El director y pianista se presentó este fin de semana en el Teatro Colón con un homenaje a Ginastera y a Salgán y, ayer, a cuatro manos y a dos pianos, actuó junto a Martha Argerich.
Vía: www.larazon.com.ar | Por Paula Conde
El Teatro Colón viene de tres días intensos. En el marco del Festival Barenboim de Música y Reflexión 2016, Daniel Barenboim se presentó el viernes y el sábado en calidad de director de orquesta -de su orquesta, la West-Eastern Divan (WEDO)- y, ayer, como pianista junto a otra talentosa de las teclas, Martha Argerich. El programa incluyó un homenaje a los compositores argentinos Alberto Ginastera y Horacio Salgán en el centenario de sus nacimientos y, ayer, a cuatro manos y a dos pianos, los músicos deslumbraron con obras de Mozart, Liszt y Brahms.
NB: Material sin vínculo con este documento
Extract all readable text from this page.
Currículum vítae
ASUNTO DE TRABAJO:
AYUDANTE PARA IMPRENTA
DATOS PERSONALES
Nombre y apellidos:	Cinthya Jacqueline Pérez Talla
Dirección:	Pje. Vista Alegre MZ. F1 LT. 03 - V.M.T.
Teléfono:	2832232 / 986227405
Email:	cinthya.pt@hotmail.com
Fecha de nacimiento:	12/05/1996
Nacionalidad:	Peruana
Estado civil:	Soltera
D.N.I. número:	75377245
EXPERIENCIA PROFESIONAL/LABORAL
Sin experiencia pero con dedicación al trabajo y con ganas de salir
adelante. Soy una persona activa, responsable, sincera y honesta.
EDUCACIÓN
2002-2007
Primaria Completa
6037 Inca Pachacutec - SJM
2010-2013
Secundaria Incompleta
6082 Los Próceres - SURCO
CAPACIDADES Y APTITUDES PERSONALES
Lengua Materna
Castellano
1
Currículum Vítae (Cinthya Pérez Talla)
En la tercera edición del Festival que lleva su nombre, Barenboim no podía dejar de homenajear a dos compositores que él asegura conocer “muy bien”. Este año, se cumplen cien años del nacimiento de Ginastera, fallecido en 1983, y de Salgán, quien cumplió los cien el pasado 15 de junio y, aunque estaba invitado al homenaje, es comprensible su ausencia en el Colón.
El tributo del sábado a Ginastera, uno de los compositores más destacados del siglo XX en América Latina, tiene como violinista principal al “otro Barenboim”: Michael, el hijo de Daniel, tiene en sus cuerdas el comienzo del “Concierto para violín y orquesta, Op. 30”. Solo, en el centro del escenario, frente a una platea que no deja de toser, arranca el concierto con la orquesta aún estática, con papá que lo mira de reojo y con una partitura que sigue a través de una pequeña pantalla, porque la tecnología también llegó a las tablas. Después, sí, se suma la orquesta, con un Barenboim que le cede su cuerpo a las notas musicales y entonces el escenario vive una progresiva transformación: la del cuerpo del maestro de 74 años en pura música. Pone la piel de gallina, pero esa persona que se mueve a la perfección según los sonidos que producen sus músicos es, simplemente, la música misma.
Hasta le sobra talento y picardía al director para regañar al público, cuando, a poco de terminar el concierto dedicado a Ginastera, en uno de los breves silencios que forman parte de la obra, los espectadores se ponen a toser al unísono, como si fuera la última oportunidad de limpiar la garganta, como si el silencio incomodara y hubiera que llenarlo con algún ruido -amplificado por la acústica perfecta de la sala-, toses y más toses, un coro de toses, una sinfonía de toses, resume una jovencita en la platea, y entonces a Barenboim no le queda otra que responder: el maestro, que siempre está de espaldas al público y de frente a su orquesta, se da vuelta, saca un pañuelito blanco y se lo lleva a la boca una, dos, tres, cuatro veces. El público se ríe y aplaude el gesto irónico del director, quien, con el concierto brevemente interrumpido, habla por primera vez: “Ahora, voy a retomar los últimos dos compases del segundo movimiento, que son demasiado piano para las toses que están en mezzoforte ”. Touché.
Llega el intervalo, el momento de toser, ahora sí, y de acomodar el escenario para la segunda parte del programa: el homenaje al compositor, pianista y uno de los máximos referentes del tango Horacio Salgán. ¿Por qué ponen un piano y cuatro sillas? Como en un recital de rock, Barenboim también tiene sus invitados. Se trata del Quinteto Real, con César Salgán, el hijo de Horacio, al piano. Carismático y alegre, el Quinteto se lleva la ovación después de interpretar tres clásicos: “Recuerdo”, “Canaro en París” y “El amanecer”.
Vuelve la orquesta a cumplir con el repertorio prometido y a tocar “Don Agustín Bardi”, “Aquellos tangos camperos” y el infaltable “A fuego lento”. En el cierre y, antes de la cariñosa despedida a esa maravillosa orquesta creada por Barenboim y el filósofo Edward Said en 1999 (para reunir a músicos palestinos, árabes e israelíes con el fin de promover la paz en Medio Oriente) llega “El firulete”.